Perhaps. Or perhaps you are trying to keep some aspect of that need to feel wanted fulfilled. If, at the same time, it is linked to feelings of security you had within that relationship, you are not really letting go, or are not ready to let go. And this is what is probably annoying her.
Breaking up your family
The other side of this story is dealing with a family who is not ready to let go of your ex. You have introduced this person into your family as a person who you love, and who you expect your family to take in as one of their own in many ways while you were together. You may expect her to be included in family weddings or showers, family dinners, even reunions.
How then, can you now ask them to cut her out of their lives? I have seen in many of my friends’ relationships, and some of my own, that some parents get very attached to exes.
This may be a mother who has had only boys and feels like this is the daughter she never had, or a Dad who never quite connected with his artistic son the way he connects with his daughter’s jock boyfriend. Aside from the familial implications of this situation, the extrication of your ex from your family may have to be done firmly and sensitively in order to help get on with your life. The same rules apply for breaking up, if only temporarily, from her family.
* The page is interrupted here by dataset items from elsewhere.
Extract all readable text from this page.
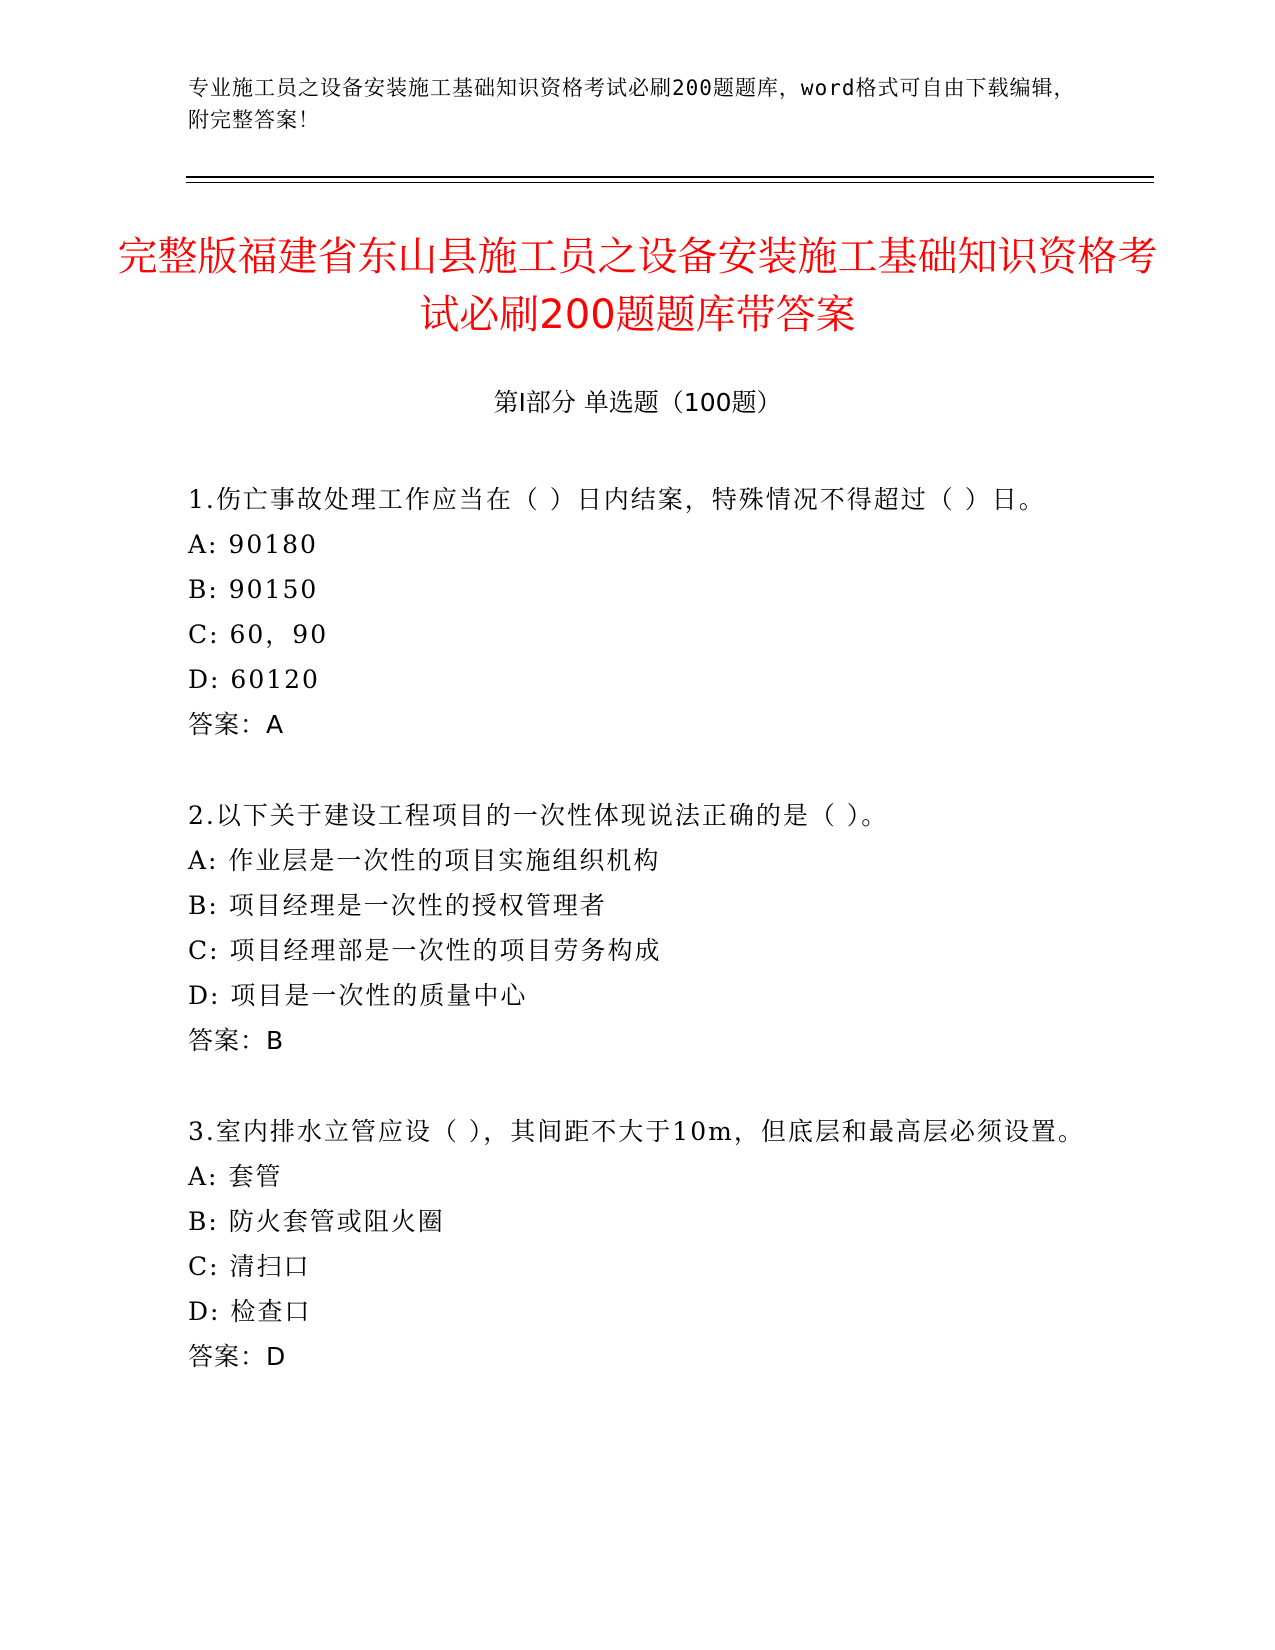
专业施工员之设备安装施工基础知识资格考试必刷200题题库，word格式可自由下载编辑，附完整答案！
完整版福建省东山县施工员之设备安装施工基础知识资格考试必刷200题题库带答案
第Ⅰ部分 单选题（100题）
1.伤亡事故处理工作应当在（ ）日内结案，特殊情况不得超过（ ）日。
A: 90180
B: 90150
C: 60，90
D: 60120
答案：A
2.以下关于建设工程项目的一次性体现说法正确的是（ ）。
A: 作业层是一次性的项目实施组织机构
B: 项目经理是一次性的授权管理者
C: 项目经理部是一次性的项目劳务构成
D: 项目是一次性的质量中心
答案：B
3.室内排水立管应设（ ），其间距不大于10m，但底层和最高层必须设置。
A: 套管
B: 防火套管或阻火圈
C: 清扫口
D: 检查口
答案：D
Explain to the parents and /or siblings in question (be it theirs or yours) that there needs to be a period of separation if you and/or your ex are going to be able to get on with their lives.
Explain to them that it is only in the best interest of their own children, who, certainly, must come first in their life. If the break up is less than amicable, explain that there is an element of loyalty that has to be respected among family members, and while it doesn’t have to be permanent, family wishes have to be respected.
Be prepared, if they argue, that you are going to have to possibly explain the reasons for your break up to them in order for them to understand that the situation is not a temporary one. Tell them that you hope that one day everyone can be friends, but for now, during this immediate period, you just want to be able to heal and let your ex heal, so that both of you can move on from here.
In the end, family is going to stick by their own. You may be able to one day be pals again, but to try to carry that forth directly after the break up just screams “not ready to let go” whether you intend it to or not.